Jamie Cooks Italy
by Jamie Oliver (Michael Joseph / Penguin, £26.00)
Jamie Oliver is perhaps one of the most popular TV chefs of the moment. But he has moved from the costly ingredients and exotic notions to helping ordinary families make the most of what they can afford to cook at home, or have to eat at school. This book sums up his experiences in a way through his love of Italian cooking and the Italian way of the table learned from his early mentors such as Gennaro Contaldo and Antonio Carluccio.
Over the last decades we have heard a great deal about the benefits of the ‘Mediterranean diet’, olive oil, tomatoes, fresh fruit and so on. But recent visits to Italy have shown me that the secret of this diet lies not so much in what Italians, but how they eat it.
Our group was on a visit to Padua. On the first night we were entertained in a local traditional restaurant. Initially there was some confusion over the menu and its presentation of the food.
The meal started with the anti-pasti, not the bloated affair now so common here, but a platter of small nibbles to rouse the appetite. This was followed by a small plate of pasta, but this was not as some imagined the main course. There was really no main course, but a series of small separate courses of meat, grilled vegetables and salad.

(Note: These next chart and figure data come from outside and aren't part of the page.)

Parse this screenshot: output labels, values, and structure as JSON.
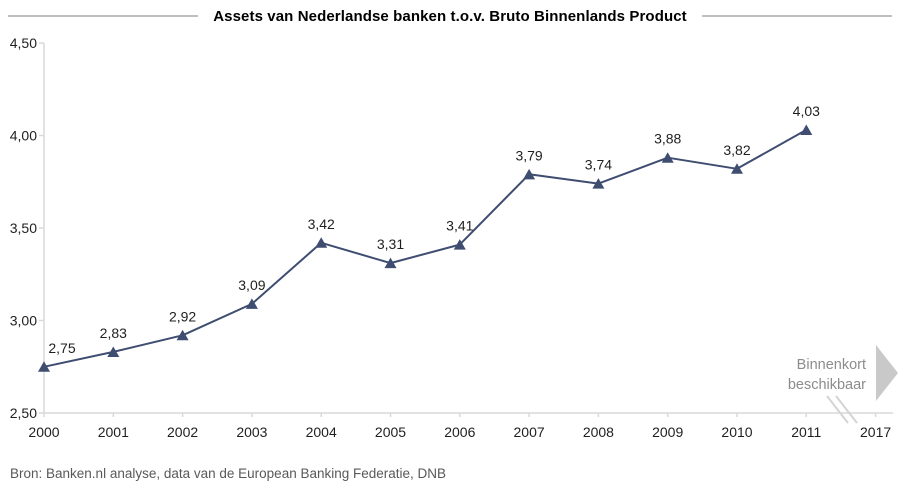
{
  "title": "Assets van Nederlandse banken t.o.v. Bruto Binnenlands Product",
  "annotation": {
    "line1": "Binnenkort",
    "line2": "beschikbaar",
    "arrow_icon": "chevron-right"
  },
  "source": "Bron: Banken.nl analyse, data van de European Banking Federatie, DNB",
  "colors": {
    "background": "#FFFFFF",
    "series": "#3E4D70",
    "axis": "#D9D9D9",
    "tick_label": "#1F1F1F",
    "data_label": "#1F1F1F",
    "title_text": "#000000",
    "title_rule": "#BFBFBF",
    "annotation_text": "#8C8C8C",
    "arrow": "#C9C9C9",
    "source_text": "#595959",
    "break_mark": "#D4D4D4"
  },
  "chart_data": {
    "type": "line",
    "title": "Assets van Nederlandse banken t.o.v. Bruto Binnenlands Product",
    "categories": [
      "2000",
      "2001",
      "2002",
      "2003",
      "2004",
      "2005",
      "2006",
      "2007",
      "2008",
      "2009",
      "2010",
      "2011"
    ],
    "values": [
      2.75,
      2.83,
      2.92,
      3.09,
      3.42,
      3.31,
      3.41,
      3.79,
      3.74,
      3.88,
      3.82,
      4.03
    ],
    "value_labels": [
      "2,75",
      "2,83",
      "2,92",
      "3,09",
      "3,42",
      "3,31",
      "3,41",
      "3,79",
      "3,74",
      "3,88",
      "3,82",
      "4,03"
    ],
    "x_tick_labels": [
      "2000",
      "2001",
      "2002",
      "2003",
      "2004",
      "2005",
      "2006",
      "2007",
      "2008",
      "2009",
      "2010",
      "2011",
      "2017"
    ],
    "axis_break_between": [
      "2011",
      "2017"
    ],
    "y_axis": {
      "min": 2.5,
      "max": 4.5,
      "tick_values": [
        2.5,
        3.0,
        3.5,
        4.0,
        4.5
      ],
      "tick_labels": [
        "2,50",
        "3,00",
        "3,50",
        "4,00",
        "4,50"
      ]
    },
    "xlabel": "",
    "ylabel": "",
    "grid": false,
    "legend": false,
    "marker": "triangle-up",
    "annotation": "Binnenkort beschikbaar"
  }
}
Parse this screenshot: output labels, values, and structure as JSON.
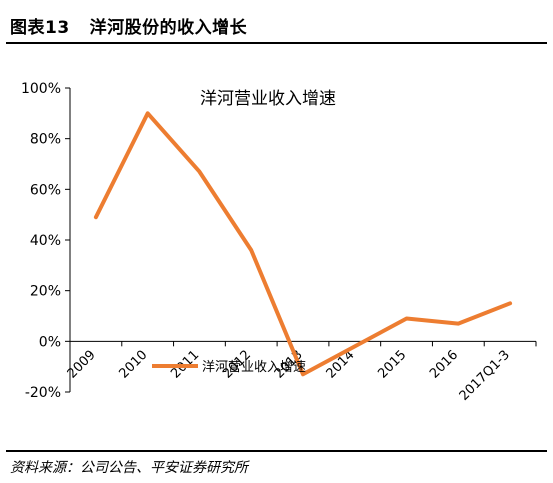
{
  "figure": {
    "label": "图表13",
    "title": "洋河股份的收入增长",
    "source": "资料来源：公司公告、平安证券研究所"
  },
  "chart_data": {
    "type": "line",
    "title": "洋河营业收入增速",
    "categories": [
      "2009",
      "2010",
      "2011",
      "2012",
      "2013",
      "2014",
      "2015",
      "2016",
      "2017Q1-3"
    ],
    "y_tick_labels": [
      "100%",
      "80%",
      "60%",
      "40%",
      "20%",
      "0%",
      "-20%"
    ],
    "ylim": [
      -20,
      100
    ],
    "y_ticks": [
      -20,
      0,
      20,
      40,
      60,
      80,
      100
    ],
    "series": [
      {
        "name": "洋河营业收入增速",
        "color": "#ED7D31",
        "values": [
          49,
          90,
          67,
          36,
          -13,
          -2,
          9,
          7,
          15
        ]
      }
    ],
    "legend_position": "bottom-left",
    "grid": false
  }
}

The point about eating the pasta first was that it entered the digestive tract, but was slow to move on as it took some digesting. This alerted the metabolism, which felt ‘full’, and so smaller amounts of the other courses were eaten.

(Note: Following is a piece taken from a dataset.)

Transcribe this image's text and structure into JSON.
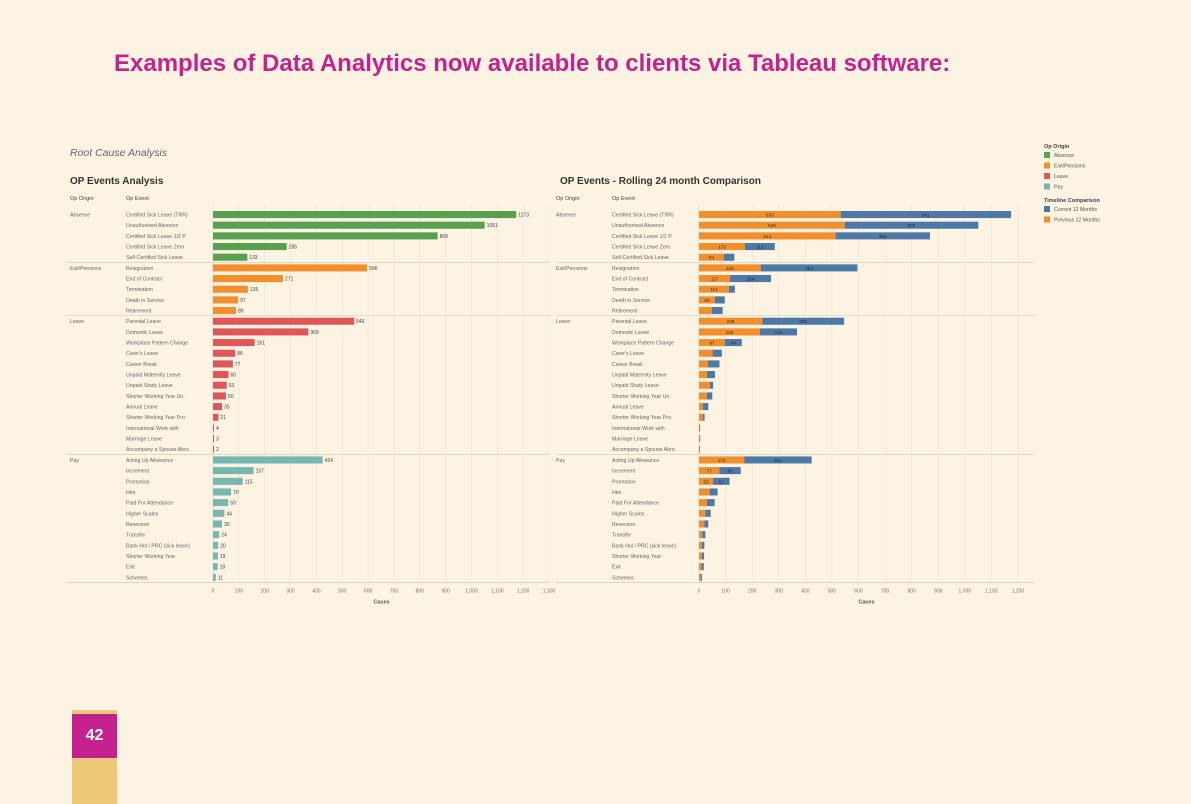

So all those elegant Italian ladies and handsome men eat piles of supposedly ‘fattening’ pasta without getting fat. This is because they do not make a meal of it, but only a small part of a meal.
Needless to say the Italians also sit down in famiglia to eat. They take their time. They enjoy their food as a fixed part of daily family life.
Looking through Jamie Oliver’s book there is abundant evidence of this.
Note the presence of so many Nonnas, wise old grandmothers, with lots to say, fine things to cook, and a traditional view of the world.
All of this perhaps might be traced by some to a Catholic view of the family. Perhaps that is so. But in any case it shows once again, it is not what you eat, but how you eat it. And how you enjoy it.
Here in Ireland we are perhaps in danger of losing sight of the fact that the family that eats together – at a table at a regular hour – serves both health and family. A healthy mind in a healthy body certainly, but also all round a better way of life.
Jamie Cooks Italy may not be a crusading book, but it could be the best thing he has so far created.